Not long after his departure, he linked up with Stills and Nash, and his interest in psychedelic music carried over into CSN’s self-titled 1969 debut on songs like “Guinnevere” and “Wooden Ships,” the latter of which was co-written with Stills and Jefferson Airplane’s Paul Kantner and also recorded for the Airplane’s 1969 album Volunteers (and performed by both bands that year at Woodstock). Croz snuck musical weirdness into each band he was in, but it wasn’t until If I Could Only Remember My Name that he was able to indulge his most mind-bending impulses for the length of an entire album.

Like on all of their solo albums from the era, other CSNY members were present on If I Could Only Remember My Name (opening track “Music Is Love,” the album’s closest thing to a hit, was co-written and co-sung with Neil Young and Graham Nash), and the album also featured Joni Mitchell and a collective of musicians from the Haight-Ashbury scene nicknamed The Planet Earth Rock and Roll Orchestra. The group was made up of members of the Grateful Dead, Jefferson Airplane, Quicksilver Messenger Service, and more — including Croz, Nash, Paul Kantner, Jerry Garcia, Grace Slick, Jorma Kaukonen, Jack Casady, Phil Lesh, Bill Kreutzmann, Mickey Hart, and David Freiberg — who made their debut on Paul Kantner’s stunning 1970 sci-fi concept album Blows Against the Empire and also played on Nash’s Songs for Beginners and other albums from that era by Paul Kantner, Grace Slick, Mickey Hart, Jefferson Airplane violinist Papa John Creach, and more. So as much as If I Could Only Remember My Name is indeed a solo album, it’s also a supergroup of some of the greatest musicians of the Woodstock generation. Jerry Garcia played an especially big role in the making of the record; it’d a huge missing link to talk about the Dead and their friends’ prolific early ’70s studio output and leave out this album.

The folky, shambolic, Neil Young and Graham Nash-assisted “Music Is Love” opens the album on its most CSNY-like note, though it’s even more of an overt hippie anthem than “Wooden Ships” or the Joni Mitchell-penned “Woodstock” or anything else the group had released prior, and the record just gets weirder from there. The radio-friendliness disappears by track two, “Cowboy Movie,” eight minutes of jammy psych-rock that finds Crosby backed by half of the Grateful Dead and sounds as freeform and improvisational as anything the Dead were doing on stage in that era. Songs like “Tamalpais High (At About 3)” and “What Are Their Names” marry the glistening, acid-soaked instrumentals of Deadhead faves like “Dark Star” and “St. Stephen” to the painstakingly beautiful vocal harmonies that Crosby penned in The Byrds and CSN(Y). “Traction in the Rain” reminds you that all Crosby needs to hypnotize the listener is his voice and acoustic guitar, and that — as a psychedelic folk singer — he could rival Tim Buckley or Syd Barrett or Vashti Bunyan or any of the other cultishly-loved solo artists who were reevaluated as underrated pioneers during the 2000s freak folk boom. On “Orleans” — a harmony-laden arrangement of a French traditional fueled by several overdubs of Crosby’s own voice — he practically invents the style of Fleet Foxes’ first album. On album closer “I’d Swear There Was Somebody Here,” he leans into the studio-as-instrument approach and creates the kind of audio mindfuck that Panda Bear would make a career out of, using almost nothing more than his voice and effects.
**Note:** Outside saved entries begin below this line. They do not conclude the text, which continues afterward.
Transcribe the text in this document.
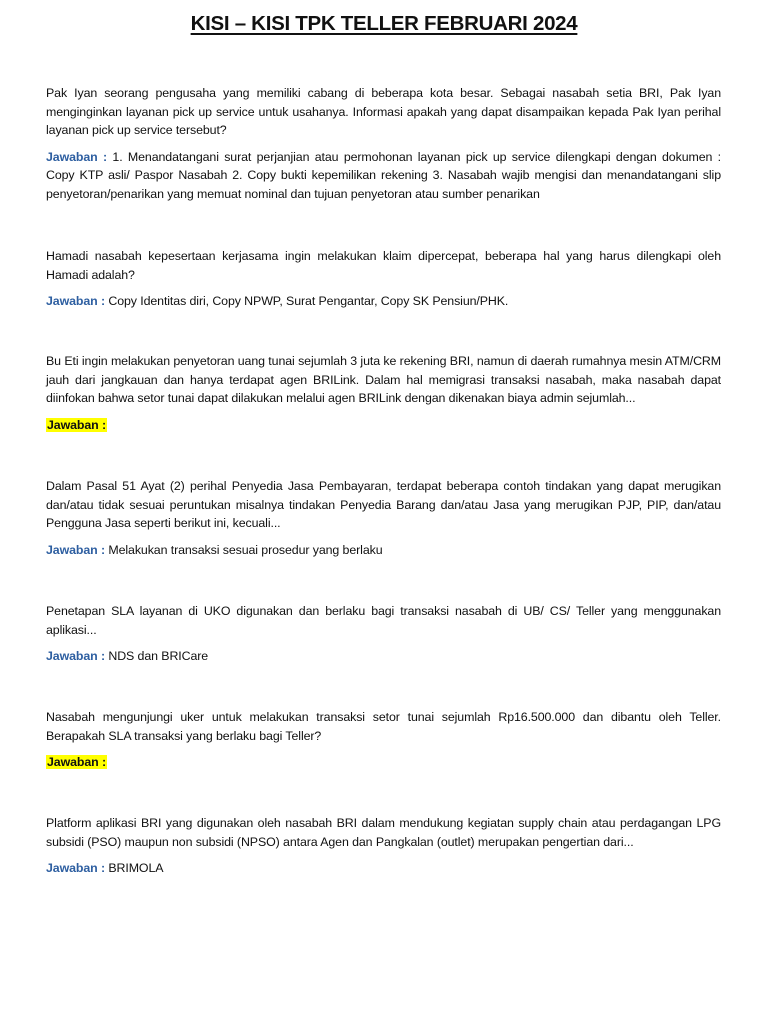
KISI – KISI TPK TELLER FEBRUARI 2024

Pak Iyan seorang pengusaha yang memiliki cabang di beberapa kota besar. Sebagai nasabah setia BRI, Pak Iyan menginginkan layanan pick up service untuk usahanya. Informasi apakah yang dapat disampaikan kepada Pak Iyan perihal layanan pick up service tersebut?

Jawaban : 1. Menandatangani surat perjanjian atau permohonan layanan pick up service dilengkapi dengan dokumen : Copy KTP asli/ Paspor Nasabah 2. Copy bukti kepemilikan rekening 3. Nasabah wajib mengisi dan menandatangani slip penyetoran/penarikan yang memuat nominal dan tujuan penyetoran atau sumber penarikan

Hamadi nasabah kepesertaan kerjasama ingin melakukan klaim dipercepat, beberapa hal yang harus dilengkapi oleh Hamadi adalah?

Jawaban : Copy Identitas diri, Copy NPWP, Surat Pengantar, Copy SK Pensiun/PHK.

Bu Eti ingin melakukan penyetoran uang tunai sejumlah 3 juta ke rekening BRI, namun di daerah rumahnya mesin ATM/CRM jauh dari jangkauan dan hanya terdapat agen BRILink. Dalam hal memigrasi transaksi nasabah, maka nasabah dapat diinfokan bahwa setor tunai dapat dilakukan melalui agen BRILink dengan dikenakan biaya admin sejumlah...

Jawaban :

Dalam Pasal 51 Ayat (2) perihal Penyedia Jasa Pembayaran, terdapat beberapa contoh tindakan yang dapat merugikan dan/atau tidak sesuai peruntukan misalnya tindakan Penyedia Barang dan/atau Jasa yang merugikan PJP, PIP, dan/atau Pengguna Jasa seperti berikut ini, kecuali...

Jawaban : Melakukan transaksi sesuai prosedur yang berlaku

Penetapan SLA layanan di UKO digunakan dan berlaku bagi transaksi nasabah di UB/ CS/ Teller yang menggunakan aplikasi...

Jawaban : NDS dan BRICare

Nasabah mengunjungi uker untuk melakukan transaksi setor tunai sejumlah Rp16.500.000 dan dibantu oleh Teller. Berapakah SLA transaksi yang berlaku bagi Teller?

Jawaban :

Platform aplikasi BRI yang digunakan oleh nasabah BRI dalam mendukung kegiatan supply chain atau perdagangan LPG subsidi (PSO) maupun non subsidi (NPSO) antara Agen dan Pangkalan (outlet) merupakan pengertian dari...

Jawaban : BRIMOLA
Even if the album wasn’t literally “the Grateful Dead meets Crosby, Stills, Nash, and Young,” that’d be a good way to describe it. Crosby embraced the Dead’s explorative jam side when his two previous bands wouldn’t, and he was able to embellish those jams with the kinds of complex vocal harmonies that the Dead never had the ability to pull off themselves. It’s a classic document of psychedelic folk, psychedelic rock, jam band, and experimental music, and it remains such a crucial record because it continues to directly and indirectly impact artists across all four of those genres of music half a century later. (And aided by Jerry Garcia’s pedal steel, “Laughing” can basically qualify as proto-alt-country.) There’s no mistaking what era this album is from — if anything, it sounds more like what we think of as “’60s music” than what we think of as “’70s music” (the story that Altamont killed the hippie era is a neat ending on paper, but plenty of musicians carried the sounds of the ’60s over into the next decade, Crosby included) — but it continues to be striking how fresh and timeless this album sounds year after year. The popularity of psychedelic music ebbs and flows but it never fully goes away, and Crosby’s debut still sounds like it could fit in at any point in the last half-century of psychedelia.
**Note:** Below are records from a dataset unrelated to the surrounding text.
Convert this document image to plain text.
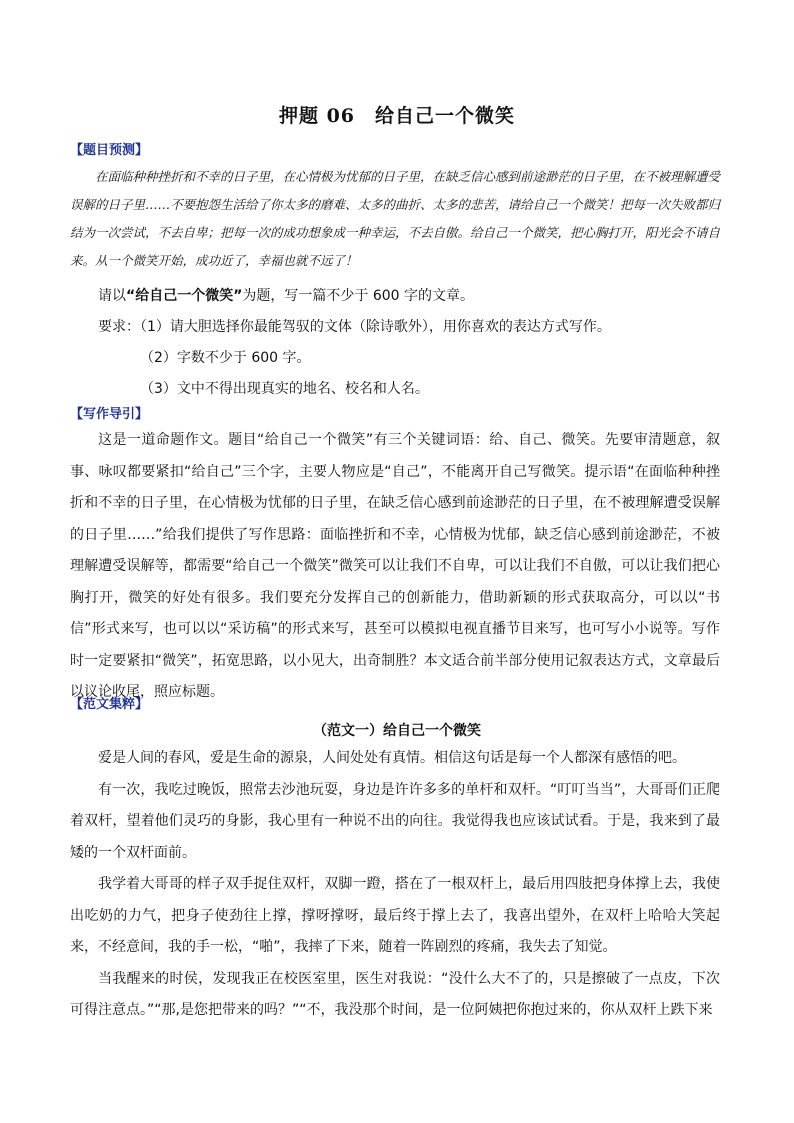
押题 06　给自己一个微笑
【题目预测】

在面临种种挫折和不幸的日子里，在心情极为忧郁的日子里，在缺乏信心感到前途渺茫的日子里，在不被理解遭受误解的日子里……不要抱怨生活给了你太多的磨难、太多的曲折、太多的悲苦，请给自己一个微笑！把每一次失败都归结为一次尝试，不去自卑；把每一次的成功想象成一种幸运，不去自傲。给自己一个微笑，把心胸打开，阳光会不请自来。从一个微笑开始，成功近了，幸福也就不远了！

请以“给自己一个微笑”为题，写一篇不少于 600 字的文章。
要求：（1）请大胆选择你最能驾驭的文体（除诗歌外），用你喜欢的表达方式写作。
（2）字数不少于 600 字。
（3）文中不得出现真实的地名、校名和人名。
【写作导引】

这是一道命题作文。题目“给自己一个微笑”有三个关键词语：给、自己、微笑。先要审清题意，叙事、咏叹都要紧扣“给自己”三个字，主要人物应是“自己”，不能离开自己写微笑。提示语“在面临种种挫折和不幸的日子里，在心情极为忧郁的日子里，在缺乏信心感到前途渺茫的日子里，在不被理解遭受误解的日子里……”给我们提供了写作思路：面临挫折和不幸，心情极为忧郁，缺乏信心感到前途渺茫，不被理解遭受误解等，都需要“给自己一个微笑”微笑可以让我们不自卑，可以让我们不自傲，可以让我们把心胸打开，微笑的好处有很多。我们要充分发挥自己的创新能力，借助新颖的形式获取高分，可以以“书信”形式来写，也可以以“采访稿”的形式来写，甚至可以模拟电视直播节目来写，也可写小小说等。写作时一定要紧扣“微笑”，拓宽思路，以小见大，出奇制胜？本文适合前半部分使用记叙表达方式，文章最后以议论收尾，照应标题。

【范文集粹】
（范文一）给自己一个微笑

爱是人间的春风，爱是生命的源泉，人间处处有真情。相信这句话是每一个人都深有感悟的吧。

有一次，我吃过晚饭，照常去沙池玩耍，身边是许许多多的单杆和双杆。“叮叮当当”，大哥哥们正爬着双杆，望着他们灵巧的身影，我心里有一种说不出的向往。我觉得我也应该试试看。于是，我来到了最矮的一个双杆面前。

我学着大哥哥的样子双手捉住双杆，双脚一蹬，搭在了一根双杆上，最后用四肢把身体撑上去，我使出吃奶的力气，把身子使劲往上撑，撑呀撑呀，最后终于撑上去了，我喜出望外，在双杆上哈哈大笑起来，不经意间，我的手一松，“啪”，我摔了下来，随着一阵剧烈的疼痛，我失去了知觉。

当我醒来的时侯，发现我正在校医室里，医生对我说：“没什么大不了的，只是擦破了一点皮，下次可得注意点。”“那,是您把带来的吗？”“不，我没那个时间，是一位阿姨把你抱过来的，你从双杆上跌下来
If I Could Only Remember My Name is one of those albums — like The Beach Boys’ Smiley Smile or The Rolling Stones’ Their Satanic Majesties Request — that you almost can’t believe was released by such a famous musician during such a height of their career. David Crosby is a household name, but you’re way less likely to encounter a stranger on the street who can hum a song from this album the way they could “Suite: Judy Blue Eyes.” It is both eternally underrated, and the most comprehensive portrait of who David Crosby is as an artist.